The Dark Carnival of the Inquisitors

Much of our modern image of the Sabbath was constructed by the inquisitors of the 15th century. To justify their prosecutions, they created a “Black Template”: accounts of witches worshipping goat-headed deities (such as Baphomet), sacrificing infants, and engaging in chaotic orgies. These were “Social Mirror Images”—the exact inverse of Christian morality designed to prove the absolute evil of the “heretic.”

Shadowy figures dancing around a fire.


The Flying Ointment: The Science of the Trance

Why was it said that “Witches fly”? Modern research into folklore and pharmacology offers a potent answer. The “Wise Women” of the villages were masters of herbalism. They crafted ‘Flying Ointments’ by mixing fats with powerful hallucinogenic plants— Belladonna, Henbane, and Mandrake .

These plants contain tropane alkaloids (atropine and scopolamine), which are lethal if swallowed but can be absorbed through the skin or mucous membranes. When applied to the body—sometimes via the handle of a tool like a broom—these ointments induce a profound trance state. A primary symptom of this drug trip is a sensation of floating or rapid flight . The witch never left her bed; she flew through the night in a “Spirit Journey,” crossing into the astral world while her body remained in the material.


The Distortion of the Fertility Gods

Beneath the layer of devil-worship, historians find the remnants of un-Christianized Paganism . The “Horned God” of the Sabbath was not originally Satan, but a survival of ancient deities like the Celtic Cernunnos or the Greek Pan —gods of fertility, the wild, and the vital force of nature.
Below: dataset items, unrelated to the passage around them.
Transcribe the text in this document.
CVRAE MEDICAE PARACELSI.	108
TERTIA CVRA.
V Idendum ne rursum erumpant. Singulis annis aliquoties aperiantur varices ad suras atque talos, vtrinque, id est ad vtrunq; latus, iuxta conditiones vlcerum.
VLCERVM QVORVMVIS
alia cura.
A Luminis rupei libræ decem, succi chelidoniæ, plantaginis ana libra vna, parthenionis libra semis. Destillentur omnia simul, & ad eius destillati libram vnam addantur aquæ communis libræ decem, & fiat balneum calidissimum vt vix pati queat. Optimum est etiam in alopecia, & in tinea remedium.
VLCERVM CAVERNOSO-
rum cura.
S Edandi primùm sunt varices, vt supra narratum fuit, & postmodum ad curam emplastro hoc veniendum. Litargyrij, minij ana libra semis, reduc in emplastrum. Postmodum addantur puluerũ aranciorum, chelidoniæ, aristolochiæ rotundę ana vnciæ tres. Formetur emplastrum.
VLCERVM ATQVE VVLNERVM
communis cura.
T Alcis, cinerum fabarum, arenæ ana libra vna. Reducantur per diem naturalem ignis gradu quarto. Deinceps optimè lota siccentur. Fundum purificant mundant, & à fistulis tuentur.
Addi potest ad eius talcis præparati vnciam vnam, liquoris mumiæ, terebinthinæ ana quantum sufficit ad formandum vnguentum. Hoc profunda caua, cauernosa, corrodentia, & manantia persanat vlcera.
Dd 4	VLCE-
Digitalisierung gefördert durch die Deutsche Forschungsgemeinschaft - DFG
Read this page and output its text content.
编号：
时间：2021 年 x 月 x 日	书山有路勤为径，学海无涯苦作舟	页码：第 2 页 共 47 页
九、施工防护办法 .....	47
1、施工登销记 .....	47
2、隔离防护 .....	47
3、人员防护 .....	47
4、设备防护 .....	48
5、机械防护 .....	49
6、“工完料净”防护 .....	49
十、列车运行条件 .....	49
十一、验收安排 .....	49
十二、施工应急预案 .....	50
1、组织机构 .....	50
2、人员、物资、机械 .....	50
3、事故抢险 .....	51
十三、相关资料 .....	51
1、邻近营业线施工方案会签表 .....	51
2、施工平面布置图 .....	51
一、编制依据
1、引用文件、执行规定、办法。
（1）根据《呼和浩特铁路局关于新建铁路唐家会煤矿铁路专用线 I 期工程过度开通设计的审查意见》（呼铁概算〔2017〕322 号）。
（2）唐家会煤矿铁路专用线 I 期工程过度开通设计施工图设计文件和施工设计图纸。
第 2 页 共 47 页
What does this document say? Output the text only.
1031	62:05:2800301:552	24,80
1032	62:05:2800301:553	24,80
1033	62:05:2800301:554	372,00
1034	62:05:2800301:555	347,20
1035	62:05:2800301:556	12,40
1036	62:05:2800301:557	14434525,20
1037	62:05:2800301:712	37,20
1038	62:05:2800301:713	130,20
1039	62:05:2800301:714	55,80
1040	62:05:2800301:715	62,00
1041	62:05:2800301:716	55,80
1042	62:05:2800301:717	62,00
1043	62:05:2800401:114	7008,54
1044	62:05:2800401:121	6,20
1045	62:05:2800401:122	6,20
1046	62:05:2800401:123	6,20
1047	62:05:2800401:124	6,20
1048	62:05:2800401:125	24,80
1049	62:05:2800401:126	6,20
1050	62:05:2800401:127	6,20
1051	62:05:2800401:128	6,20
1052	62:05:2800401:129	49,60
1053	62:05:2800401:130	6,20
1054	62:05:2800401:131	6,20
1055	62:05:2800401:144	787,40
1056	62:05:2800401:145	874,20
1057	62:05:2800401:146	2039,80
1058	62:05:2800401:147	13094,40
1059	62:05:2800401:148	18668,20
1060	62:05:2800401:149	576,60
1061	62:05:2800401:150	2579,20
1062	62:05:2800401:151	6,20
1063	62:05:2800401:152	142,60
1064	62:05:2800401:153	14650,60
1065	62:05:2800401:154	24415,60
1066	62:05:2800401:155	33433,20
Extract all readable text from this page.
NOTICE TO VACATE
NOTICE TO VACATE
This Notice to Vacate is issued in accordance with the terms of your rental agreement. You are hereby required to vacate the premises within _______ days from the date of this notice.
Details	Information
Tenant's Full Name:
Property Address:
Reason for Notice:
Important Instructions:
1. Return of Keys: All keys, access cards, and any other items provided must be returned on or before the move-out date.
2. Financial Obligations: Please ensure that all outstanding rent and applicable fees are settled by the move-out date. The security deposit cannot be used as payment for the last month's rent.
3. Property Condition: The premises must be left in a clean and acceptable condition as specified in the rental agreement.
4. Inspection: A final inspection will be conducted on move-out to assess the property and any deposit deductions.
As the Church consolidated power, these symbols of life were re-branded as “The Devil,” and the ancient festivals of the earth were demonized into the “Sabbath.”

Witch’s herbs and ointments.


Memory of the Midnight

The Sabbath was perhaps not a literal gathering of devil-worshippers, but a “Spiritual Liberation” for oppressed people. Through the power of plants and the memory of old gods, they sought to transcend their harsh daily lives if only for a few hours of hallucinatory freedom. Their prayers, whispered into the smoke of the midnight fire, still echo in the deep silence of the forest.